Wednesday, April 15, 2020

In Zimbabwe’s Time of Greatest Need, Bread and Water for Africa® is There for the Children of Lerato

Wednesday, April 15, 2020

For more than 20 years, the primary mission Bread and Water for Africa® has been to find loving homes for orphaned, abandoned and destitute children throughout the continent, starting with the Lewa Children’s Home in Kenya, Kabwata Orphanage and Transit Centre in Zambia, and most recently the Lerato Children’s Village in Zimbabwe.

Throughout the years, there has had always been challenges to keep these children housed, fed, healthy, and educated, but with the deadly coronavirus pandemic making inroads into the African continent, times are worse than we, or anyone, has ever seen.

In Zimbabwe, the situation is increasingly dire as our longtime partner Margaret Makambira, founder and director of Shinga Development Trust, who we partnered with to construct the children’s village, struggles to keep the children under her care healthy and safe.

Even before the pandemic, Zimbabwe’s economy was in freefall, as hyperinflation sent food prices soaring with food inflation at more than 700 percent in December, according to an April 12 report in The Independent.

A persistent drought has devastated agricultural production for the past several years in a country that was once known as the breadbasket of Africa. In fact, because of the severe drought induced by climate change, of the last five growing seasons, only one has seen normal rainfall, reports The Independent.

To make matters even worse, “Experts predict that the upcoming 2020 harvest will be even poorer than those preceding it,” states The Independent report.

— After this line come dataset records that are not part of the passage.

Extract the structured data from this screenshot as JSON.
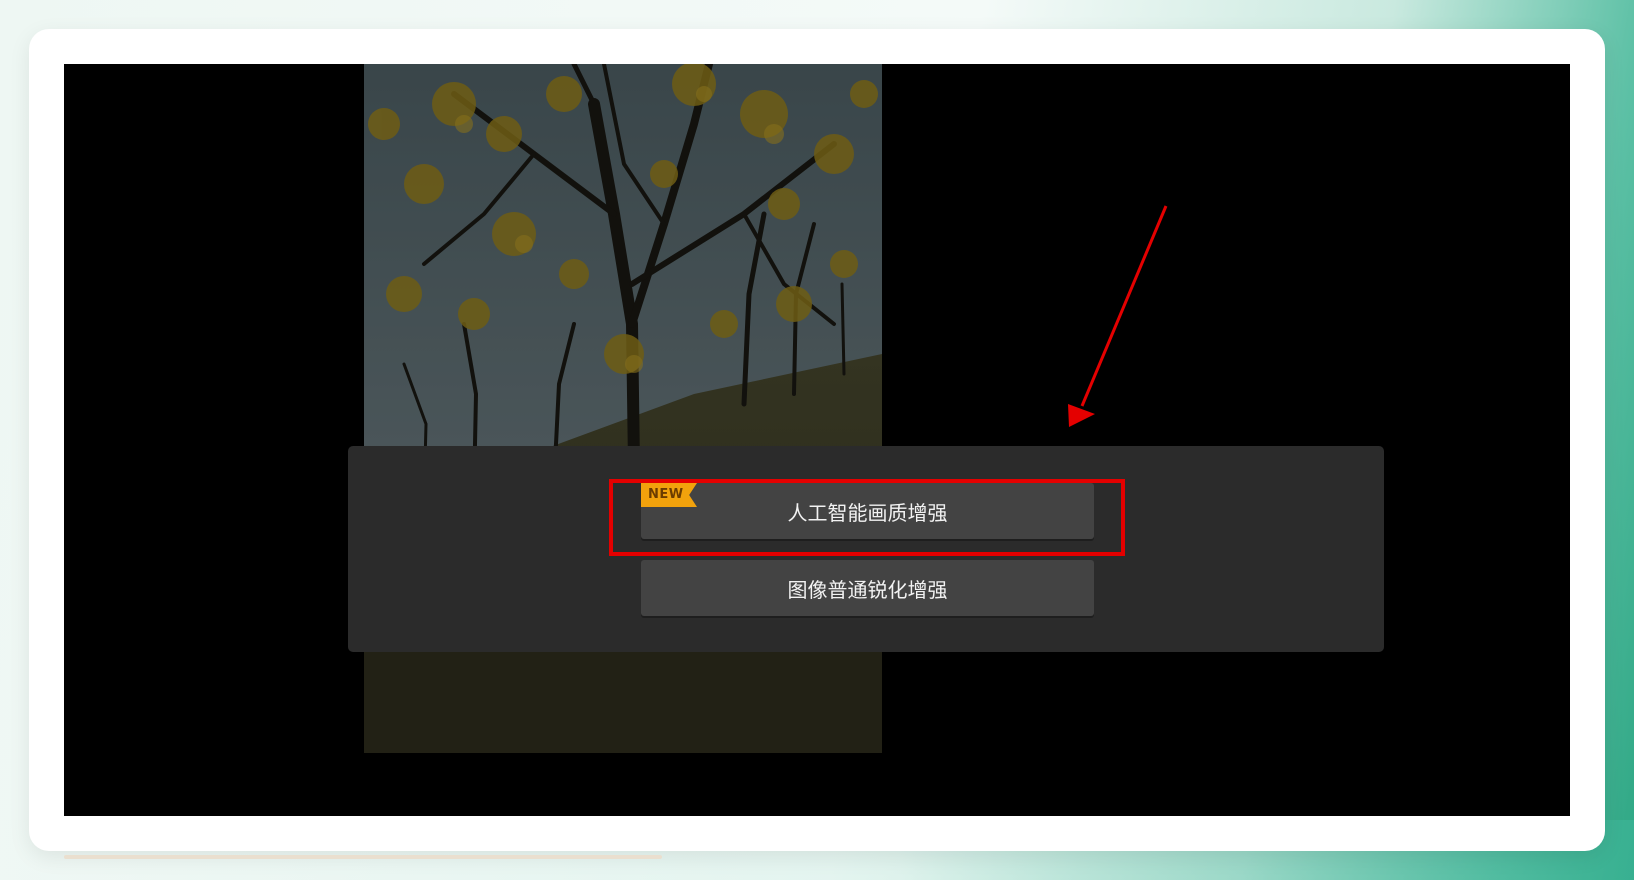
{
  "dialog": {
    "options": [
      {
        "label": "人工智能画质增强",
        "badge": "NEW"
      },
      {
        "label": "图像普通锐化增强"
      }
    ]
  },
  "colors": {
    "panel": "#2b2b2b",
    "button": "#434343",
    "badge": "#f2a20c",
    "annotation": "#e40000"
  },
  "icons": {
    "annotation_arrow": "arrow-icon"
  }
}
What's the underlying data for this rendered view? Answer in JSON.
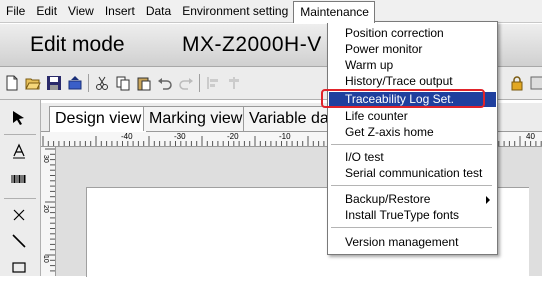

According to the United Nations World Food Program, there are 4.1 million Zimbabweans experiencing “crisis” or “emergency” food insecurity in a country of 16.5 million.

“With hunger peaking, the looming COVID-19 pandemic threatens to exacerbate Zimbabwe’s dire economic and hunger crises,” states The Independent.

And a recent World Food Program analysis on the impact of COVID-19 on food security estimates that the forthcoming agricultural season — so crucial for millions of Zimbabweans — may again be compromised, either by reduced agricultural labor because of the country’s lockdown or because of lack of access to agricultural inputs due to supply-chain disruptions.

Despite the distressing situation Margaret and children in her care are facing on a daily basis, they have something that millions of Zimbabwean children and families don’t — the supporters of Bread and Water for Africa® who for decades have given generously to provide them with the assistance they have needed not only to survive but to thrive.

Eddie Rowe, WFP’s country director and representative for Zimbabwe, is adamant that its operations must and will continue uninterrupted by the coronavirus.

At Bread and Water for Africa®, we share that commitment to Margaret and “her” children, never to give up providing them food and basic necessities in their greatest time of need in their entire lives.